Ciertamente, estimado lector, le impresionará el áspero estilo de vida de estos monjes: trabajo intenso, sólo dos comidas, largos rezos de centenares de salmos, noches cortas e interrumpidas, rígida disciplina… Sin embargo, hay que tener en cuenta que, junto a tan ardua jornada, no era raro que los monjes recibieran todo tipo de consolaciones celestiales e incluso gracias místicas extraordinarias. La Divina Providencia se conmueve al ver almas tan sacrificadas y no deja de prodigar favores para sostenerlas.
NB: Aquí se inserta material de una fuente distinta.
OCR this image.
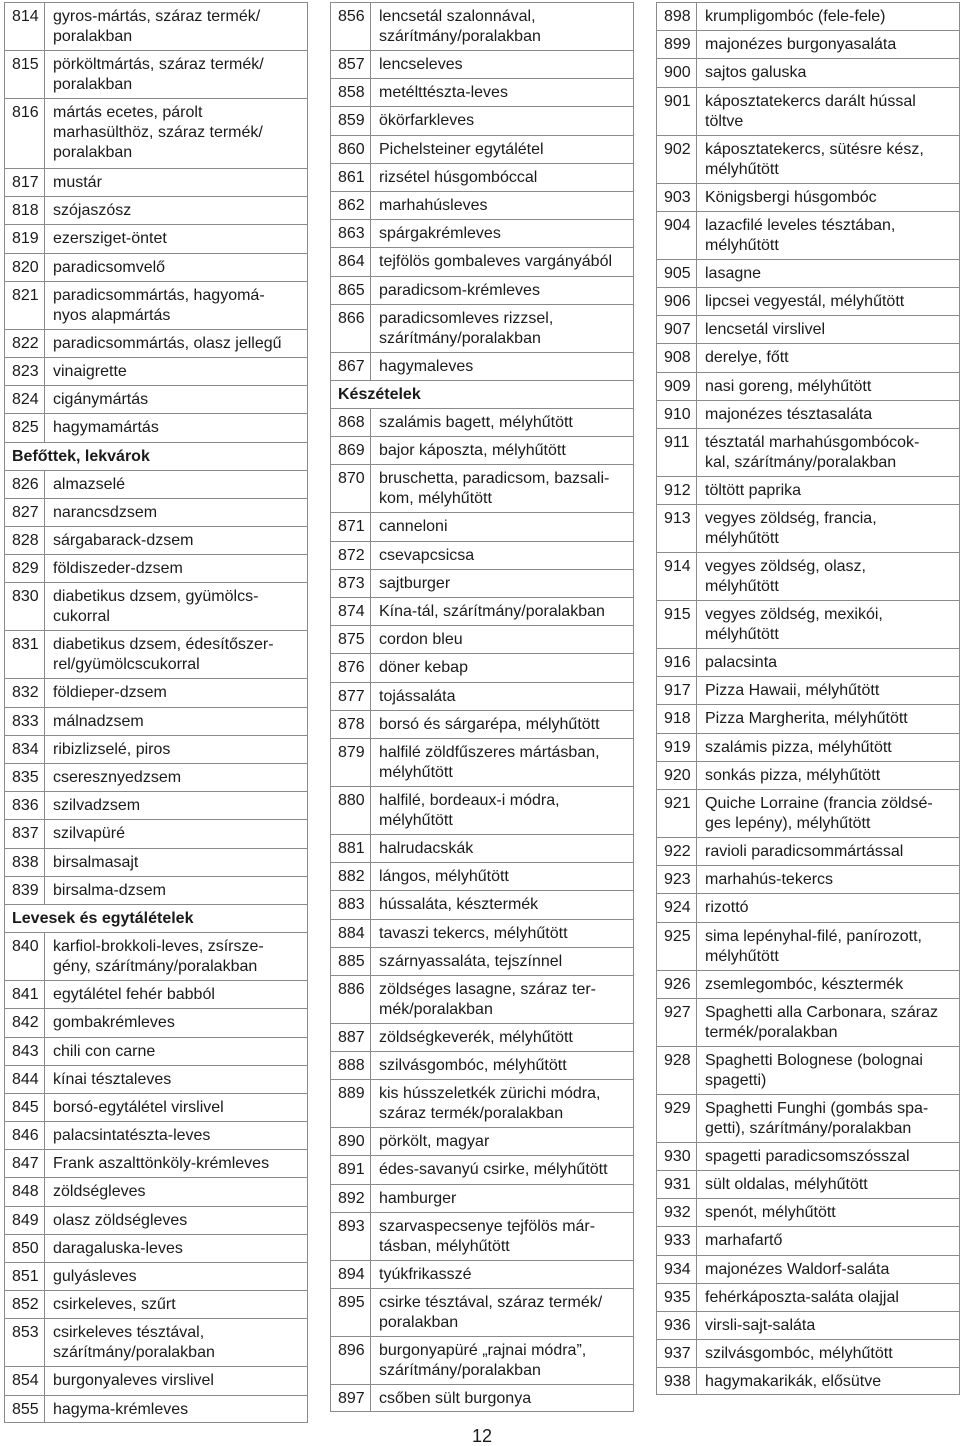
814 gyros-mártás, száraz termék/
poralakban
815 pörköltmártás, száraz termék/
poralakban
816 mártás ecetes, párolt
marhasülthöz, száraz termék/
poralakban
817 mustár
818 szójaszósz
819 ezersziget-öntet
820 paradicsomvelő
821 paradicsommártás, hagyomá-
nyos alapmártás
822 paradicsommártás, olasz jellegű
823 vinaigrette
824 cigánymártás
825 hagymamártás
Befőttek, lekvárok
826 almazselé
827 narancsdzsem
828 sárgabarack-dzsem
829 földiszeder-dzsem
830 diabetikus dzsem, gyümölcs-
cukorral
831 diabetikus dzsem, édesítőszer-
rel/gyümölcscukorral
832 földieper-dzsem
833 málnadzsem
834 ribizlizselé, piros
835 cseresznyedzsem
836 szilvadzsem
837 szilvapüré
838 birsalmasajt
839 birsalma-dzsem
Levesek és egytálételek
840 karfiol-brokkoli-leves, zsírsze-
gény, szárítmány/poralakban
841 egytálétel fehér babból
842 gombakrémleves
843 chili con carne
844 kínai tésztaleves
845 borsó-egytálétel virslivel
846 palacsintatészta-leves
847 Frank aszalttönköly-krémleves
848 zöldségleves
849 olasz zöldségleves
850 daragaluska-leves
851 gulyásleves
852 csirkeleves, szűrt
853 csirkeleves tésztával,
szárítmány/poralakban
854 burgonyaleves virslivel
855 hagyma-krémleves
856 lencsetál szalonnával,
szárítmány/poralakban
857 lencseleves
858 metélttészta-leves
859 ökörfarkleves
860 Pichelsteiner egytálétel
861 rizsétel húsgombóccal
862 marhahúsleves
863 spárgakrémleves
864 tejfölös gombaleves vargányából
865 paradicsom-krémleves
866 paradicsomleves rizzsel,
szárítmány/poralakban
867 hagymaleves
Készételek
868 szalámis bagett, mélyhűtött
869 bajor káposzta, mélyhűtött
870 bruschetta, paradicsom, bazsali-
kom, mélyhűtött
871 canneloni
872 csevapcsicsa
873 sajtburger
874 Kína-tál, szárítmány/poralakban
875 cordon bleu
876 döner kebap
877 tojássaláta
878 borsó és sárgarépa, mélyhűtött
879 halfilé zöldfűszeres mártásban,
mélyhűtött
880 halfilé, bordeaux-i módra,
mélyhűtött
881 halrudacskák
882 lángos, mélyhűtött
883 hússaláta, késztermék
884 tavaszi tekercs, mélyhűtött
885 szárnyassaláta, tejszínnel
886 zöldséges lasagne, száraz ter-
mék/poralakban
887 zöldségkeverék, mélyhűtött
888 szilvásgombóc, mélyhűtött
889 kis hússzeletkék zürichi módra,
száraz termék/poralakban
890 pörkölt, magyar
891 édes-savanyú csirke, mélyhűtött
892 hamburger
893 szarvaspecsenye tejfölös már-
tásban, mélyhűtött
894 tyúkfrikasszé
895 csirke tésztával, száraz termék/
poralakban
896 burgonyapüré „rajnai módra”,
szárítmány/poralakban
897 csőben sült burgonya
898 krumpligombóc (fele-fele)
899 majonézes burgonyasaláta
900 sajtos galuska
901 káposztatekercs darált hússal
töltve
902 káposztatekercs, sütésre kész,
mélyhűtött
903 Königsbergi húsgombóc
904 lazacfilé leveles tésztában,
mélyhűtött
905 lasagne
906 lipcsei vegyestál, mélyhűtött
907 lencsetál virslivel
908 derelye, főtt
909 nasi goreng, mélyhűtött
910 majonézes tésztasaláta
911 tésztatál marhahúsgombócok-
kal, szárítmány/poralakban
912 töltött paprika
913 vegyes zöldség, francia,
mélyhűtött
914 vegyes zöldség, olasz,
mélyhűtött
915 vegyes zöldség, mexikói,
mélyhűtött
916 palacsinta
917 Pizza Hawaii, mélyhűtött
918 Pizza Margherita, mélyhűtött
919 szalámis pizza, mélyhűtött
920 sonkás pizza, mélyhűtött
921 Quiche Lorraine (francia zöldsé-
ges lepény), mélyhűtött
922 ravioli paradicsommártással
923 marhahús-tekercs
924 rizottó
925 sima lepényhal-filé, panírozott,
mélyhűtött
926 zsemlegombóc, késztermék
927 Spaghetti alla Carbonara, száraz
termék/poralakban
928 Spaghetti Bolognese (bolognai
spagetti)
929 Spaghetti Funghi (gombás spa-
getti), szárítmány/poralakban
930 spagetti paradicsomszósszal
931 sült oldalas, mélyhűtött
932 spenót, mélyhűtött
933 marhafartő
934 majonézes Waldorf-saláta
935 fehérkáposzta-saláta olajjal
936 virsli-sajt-saláta
937 szilvásgombóc, mélyhűtött
938 hagymakarikák, elősütve
12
Dedicación del altar mayor de la iglesia abacial de Cluny por el papa Urbano II, en presencia del abad San Hugo – Biblioteca Nacional de Francia, París

De hecho, el papel fundamental que desempeñan las órdenes religiosas en el Cuerpo Místico de Cristo requiere una vida de sacrificio. Estas instituciones no sólo tienen como objetivo santificar a sus miembros, sino también extender bendiciones y gracias a toda la sociedad, razón por la cual pueden determinar el curso de épocas históricas enteras.

He ahí lo que le sucedió a Cluny que, en poco tiempo, por la fuerza del ejemplo y la autoridad moral de sus superiores —seis abades sucesivos, con un larguísimo gobierno, fueron canonizados— extendió su influencia por toda Europa, penetrando en el consejo de los reyes y en la corte pontificia, a tal punto que el Prof. Plinio Corrêa de Oliveira definiera a sus monjes como la fuente de agua viva de la que floreció lo mejor que produjo la Edad Media. ◊

 

Notas


1 Cf. CHAGNY, André. Cluny et son empire. 4.ª ed. Lyon-Paris: Emmanuel Vitte, 1949, p. 4.

2 Cf. DE VALOUS, Guy. Le monachisme clunisien des origines au xv ͤ siècle. 2.ª ed. Paris: A. et J. Picard, 1970, t. I, p. III.

3 Ídem, p. 303.

4 Cf. EVANS, Joan. Monastic Life at Cluny. 910-1157. New York: Archon Books, 1968, pp. 85-86.

5 Del latín: «Vayamos al jardín a trabajar con las manos».

6 Del latín: «Ora y trabaja».

7 Cf. DANIEL-ROPS, Henri. História da Igreja de Cristo. A Igreja dos tempos bárbaros. São Paulo: Quadrante, 1991, p. 592.